Several top workplaces reported seeking employee input to help deal with the bad economy. Minneapolis-based public relations firm Padilla Speer Beardsley asked employees to come up with cost-saving ideas, and several obliged, some winning $25 gift certificates at Cub Foods for their efforts.
One idea: Nix the plant care service and have employees water the office's plants. That saved about $3,500 a year. Another: Use a lesser grade of paper in the office's printers, which saved about $250 per year. "That's not huge, but it's the little things that add up," said Barb Kuklock, Padilla's vice president of administration.

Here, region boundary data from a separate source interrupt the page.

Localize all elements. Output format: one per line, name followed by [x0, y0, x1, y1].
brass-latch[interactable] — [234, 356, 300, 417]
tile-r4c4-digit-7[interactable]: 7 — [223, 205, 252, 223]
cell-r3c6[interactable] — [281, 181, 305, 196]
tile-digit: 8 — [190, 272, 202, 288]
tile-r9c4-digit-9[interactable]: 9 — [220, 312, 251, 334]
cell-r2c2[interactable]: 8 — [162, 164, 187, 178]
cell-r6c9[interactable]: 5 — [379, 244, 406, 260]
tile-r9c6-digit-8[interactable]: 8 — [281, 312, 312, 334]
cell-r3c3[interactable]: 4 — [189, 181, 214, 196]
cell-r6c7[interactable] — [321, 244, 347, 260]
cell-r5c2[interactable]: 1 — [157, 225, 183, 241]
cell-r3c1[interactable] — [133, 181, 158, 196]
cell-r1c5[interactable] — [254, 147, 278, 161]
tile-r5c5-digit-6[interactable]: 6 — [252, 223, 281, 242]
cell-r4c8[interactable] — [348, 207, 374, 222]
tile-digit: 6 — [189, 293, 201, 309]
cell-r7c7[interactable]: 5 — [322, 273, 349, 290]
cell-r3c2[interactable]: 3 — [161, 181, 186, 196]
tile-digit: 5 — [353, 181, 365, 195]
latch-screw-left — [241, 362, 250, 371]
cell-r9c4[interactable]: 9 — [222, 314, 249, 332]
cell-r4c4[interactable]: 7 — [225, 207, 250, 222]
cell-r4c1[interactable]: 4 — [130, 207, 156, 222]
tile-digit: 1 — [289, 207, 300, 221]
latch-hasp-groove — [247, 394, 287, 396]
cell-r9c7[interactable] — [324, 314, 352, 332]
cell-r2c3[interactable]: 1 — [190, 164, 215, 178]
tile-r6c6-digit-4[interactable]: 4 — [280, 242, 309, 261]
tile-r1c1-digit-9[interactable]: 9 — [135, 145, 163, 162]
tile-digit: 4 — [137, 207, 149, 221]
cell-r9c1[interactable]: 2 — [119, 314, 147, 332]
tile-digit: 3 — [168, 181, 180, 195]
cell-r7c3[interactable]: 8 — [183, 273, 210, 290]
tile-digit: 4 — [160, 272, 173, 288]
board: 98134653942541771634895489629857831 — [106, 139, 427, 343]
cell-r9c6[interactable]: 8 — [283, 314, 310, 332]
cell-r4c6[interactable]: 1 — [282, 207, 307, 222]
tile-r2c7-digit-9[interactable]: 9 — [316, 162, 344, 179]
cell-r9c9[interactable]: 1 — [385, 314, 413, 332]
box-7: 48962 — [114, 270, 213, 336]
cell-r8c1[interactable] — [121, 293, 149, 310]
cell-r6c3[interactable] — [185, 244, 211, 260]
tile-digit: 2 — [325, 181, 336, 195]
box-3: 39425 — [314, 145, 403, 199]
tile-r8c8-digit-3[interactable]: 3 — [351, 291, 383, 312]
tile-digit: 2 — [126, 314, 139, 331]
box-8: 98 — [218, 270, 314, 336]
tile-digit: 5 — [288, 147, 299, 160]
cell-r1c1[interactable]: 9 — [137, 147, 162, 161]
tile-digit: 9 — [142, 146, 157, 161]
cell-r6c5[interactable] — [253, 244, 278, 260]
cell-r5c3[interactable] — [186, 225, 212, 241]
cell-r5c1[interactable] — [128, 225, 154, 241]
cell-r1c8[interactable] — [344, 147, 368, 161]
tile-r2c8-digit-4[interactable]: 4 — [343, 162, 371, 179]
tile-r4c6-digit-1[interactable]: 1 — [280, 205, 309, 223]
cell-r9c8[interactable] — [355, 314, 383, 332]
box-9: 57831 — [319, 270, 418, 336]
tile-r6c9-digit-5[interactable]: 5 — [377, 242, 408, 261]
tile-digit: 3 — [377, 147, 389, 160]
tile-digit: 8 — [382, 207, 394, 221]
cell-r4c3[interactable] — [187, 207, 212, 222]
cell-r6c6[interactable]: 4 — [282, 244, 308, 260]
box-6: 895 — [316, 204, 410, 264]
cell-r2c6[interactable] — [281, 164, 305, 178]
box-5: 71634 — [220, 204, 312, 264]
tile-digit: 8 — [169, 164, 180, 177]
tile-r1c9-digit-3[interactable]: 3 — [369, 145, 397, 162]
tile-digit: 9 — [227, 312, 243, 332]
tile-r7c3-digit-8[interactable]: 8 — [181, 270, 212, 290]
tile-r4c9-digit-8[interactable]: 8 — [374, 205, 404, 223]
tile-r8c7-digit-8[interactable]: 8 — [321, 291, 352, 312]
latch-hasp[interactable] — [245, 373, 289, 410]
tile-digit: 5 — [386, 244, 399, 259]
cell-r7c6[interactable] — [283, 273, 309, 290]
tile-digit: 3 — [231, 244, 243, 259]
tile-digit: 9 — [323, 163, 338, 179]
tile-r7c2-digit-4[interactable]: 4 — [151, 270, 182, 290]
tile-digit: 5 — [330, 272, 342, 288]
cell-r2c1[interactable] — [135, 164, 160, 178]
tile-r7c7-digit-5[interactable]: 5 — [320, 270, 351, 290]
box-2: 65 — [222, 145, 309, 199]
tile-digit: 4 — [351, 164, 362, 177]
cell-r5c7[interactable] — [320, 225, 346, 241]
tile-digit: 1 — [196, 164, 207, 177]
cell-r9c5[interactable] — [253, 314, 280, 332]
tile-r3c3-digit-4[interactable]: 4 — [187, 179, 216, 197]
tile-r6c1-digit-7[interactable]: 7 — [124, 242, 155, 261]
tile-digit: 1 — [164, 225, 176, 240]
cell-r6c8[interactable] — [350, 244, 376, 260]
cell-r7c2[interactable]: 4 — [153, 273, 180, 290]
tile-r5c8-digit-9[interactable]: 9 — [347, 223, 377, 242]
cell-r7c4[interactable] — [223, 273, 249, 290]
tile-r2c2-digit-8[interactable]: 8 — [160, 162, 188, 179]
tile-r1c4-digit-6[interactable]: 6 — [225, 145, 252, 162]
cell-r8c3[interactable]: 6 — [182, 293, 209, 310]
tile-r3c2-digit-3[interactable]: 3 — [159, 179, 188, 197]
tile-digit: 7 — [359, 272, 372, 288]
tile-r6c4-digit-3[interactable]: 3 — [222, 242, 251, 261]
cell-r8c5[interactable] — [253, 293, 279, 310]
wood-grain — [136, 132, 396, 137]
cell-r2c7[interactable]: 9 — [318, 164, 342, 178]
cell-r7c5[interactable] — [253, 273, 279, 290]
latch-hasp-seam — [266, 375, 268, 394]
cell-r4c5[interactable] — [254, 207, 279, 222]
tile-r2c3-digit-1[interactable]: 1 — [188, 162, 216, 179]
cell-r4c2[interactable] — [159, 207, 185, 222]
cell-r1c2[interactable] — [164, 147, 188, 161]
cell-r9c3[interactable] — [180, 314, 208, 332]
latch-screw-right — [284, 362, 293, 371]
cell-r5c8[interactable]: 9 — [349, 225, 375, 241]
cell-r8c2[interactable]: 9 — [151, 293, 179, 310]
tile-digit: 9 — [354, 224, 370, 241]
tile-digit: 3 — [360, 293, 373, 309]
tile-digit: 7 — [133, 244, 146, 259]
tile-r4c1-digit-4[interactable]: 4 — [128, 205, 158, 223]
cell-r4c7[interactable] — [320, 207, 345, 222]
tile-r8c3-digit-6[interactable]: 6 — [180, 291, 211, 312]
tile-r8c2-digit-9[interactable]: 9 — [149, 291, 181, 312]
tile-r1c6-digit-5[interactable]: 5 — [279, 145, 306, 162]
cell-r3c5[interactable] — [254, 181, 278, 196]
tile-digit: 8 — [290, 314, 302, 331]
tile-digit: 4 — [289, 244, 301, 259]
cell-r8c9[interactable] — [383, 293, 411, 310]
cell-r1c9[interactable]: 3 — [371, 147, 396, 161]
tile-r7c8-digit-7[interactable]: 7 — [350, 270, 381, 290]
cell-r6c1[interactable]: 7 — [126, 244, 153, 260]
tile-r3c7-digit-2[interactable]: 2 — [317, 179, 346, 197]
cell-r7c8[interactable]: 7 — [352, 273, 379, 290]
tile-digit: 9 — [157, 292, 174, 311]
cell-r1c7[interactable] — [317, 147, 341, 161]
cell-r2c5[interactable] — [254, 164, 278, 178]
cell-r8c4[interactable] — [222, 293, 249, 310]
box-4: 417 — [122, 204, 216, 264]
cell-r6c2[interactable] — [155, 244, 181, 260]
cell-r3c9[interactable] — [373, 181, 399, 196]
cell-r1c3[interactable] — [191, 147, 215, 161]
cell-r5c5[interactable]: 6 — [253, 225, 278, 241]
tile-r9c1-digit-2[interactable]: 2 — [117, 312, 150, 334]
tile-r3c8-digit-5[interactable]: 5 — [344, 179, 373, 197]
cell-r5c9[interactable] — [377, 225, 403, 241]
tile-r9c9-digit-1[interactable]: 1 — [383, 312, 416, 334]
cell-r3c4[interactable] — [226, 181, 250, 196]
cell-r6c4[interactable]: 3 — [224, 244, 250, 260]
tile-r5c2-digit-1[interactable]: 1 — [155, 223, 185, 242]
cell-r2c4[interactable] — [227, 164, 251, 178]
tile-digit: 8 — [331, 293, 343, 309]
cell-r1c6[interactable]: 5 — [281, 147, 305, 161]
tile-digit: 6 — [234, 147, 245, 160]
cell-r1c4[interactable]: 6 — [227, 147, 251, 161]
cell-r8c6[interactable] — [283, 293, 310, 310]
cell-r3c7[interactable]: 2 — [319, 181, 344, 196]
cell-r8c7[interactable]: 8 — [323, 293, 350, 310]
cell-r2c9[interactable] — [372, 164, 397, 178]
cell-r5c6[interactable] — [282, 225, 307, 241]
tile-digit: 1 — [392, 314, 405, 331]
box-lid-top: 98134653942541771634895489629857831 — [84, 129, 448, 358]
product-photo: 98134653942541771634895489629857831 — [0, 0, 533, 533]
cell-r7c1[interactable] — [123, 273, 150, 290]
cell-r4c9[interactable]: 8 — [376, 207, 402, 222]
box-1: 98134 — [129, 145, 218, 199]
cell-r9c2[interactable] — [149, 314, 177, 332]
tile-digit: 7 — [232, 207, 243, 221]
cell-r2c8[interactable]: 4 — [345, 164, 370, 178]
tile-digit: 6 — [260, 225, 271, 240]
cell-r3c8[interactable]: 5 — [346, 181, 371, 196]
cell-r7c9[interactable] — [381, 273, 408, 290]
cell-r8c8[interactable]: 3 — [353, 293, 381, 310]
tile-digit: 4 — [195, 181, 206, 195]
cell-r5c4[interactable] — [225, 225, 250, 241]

There was a similar drill at Minneapolis-based Noran Neurological Clinic, and management "got some excellent ideas" from workers, said Phil Riveness, the clinic's associate administrator.
One of them was to be more assertive in reminding patients -- via phone calls and post cards -- about upcoming doctors' appointments. No-shows translate into lost revenue. Through better monitoring of upcoming appointments, Noran's no-show rate dropped from 15 percent to 12 percent of all patients, Riveness said.
As the clouds cleared this spring at Gray Plant Mooty, some of last year's cuts were restored. Hourly workers were no longer required to take six unpaid furlough days, while the 5 percent pay cut for non-attorney salaried workers was lifted. The 10 percent salary cut for law associates stayed, however.
Still, even with all the cutting last year, Gray Plant was able to pay out its regular annual bonus to all employees.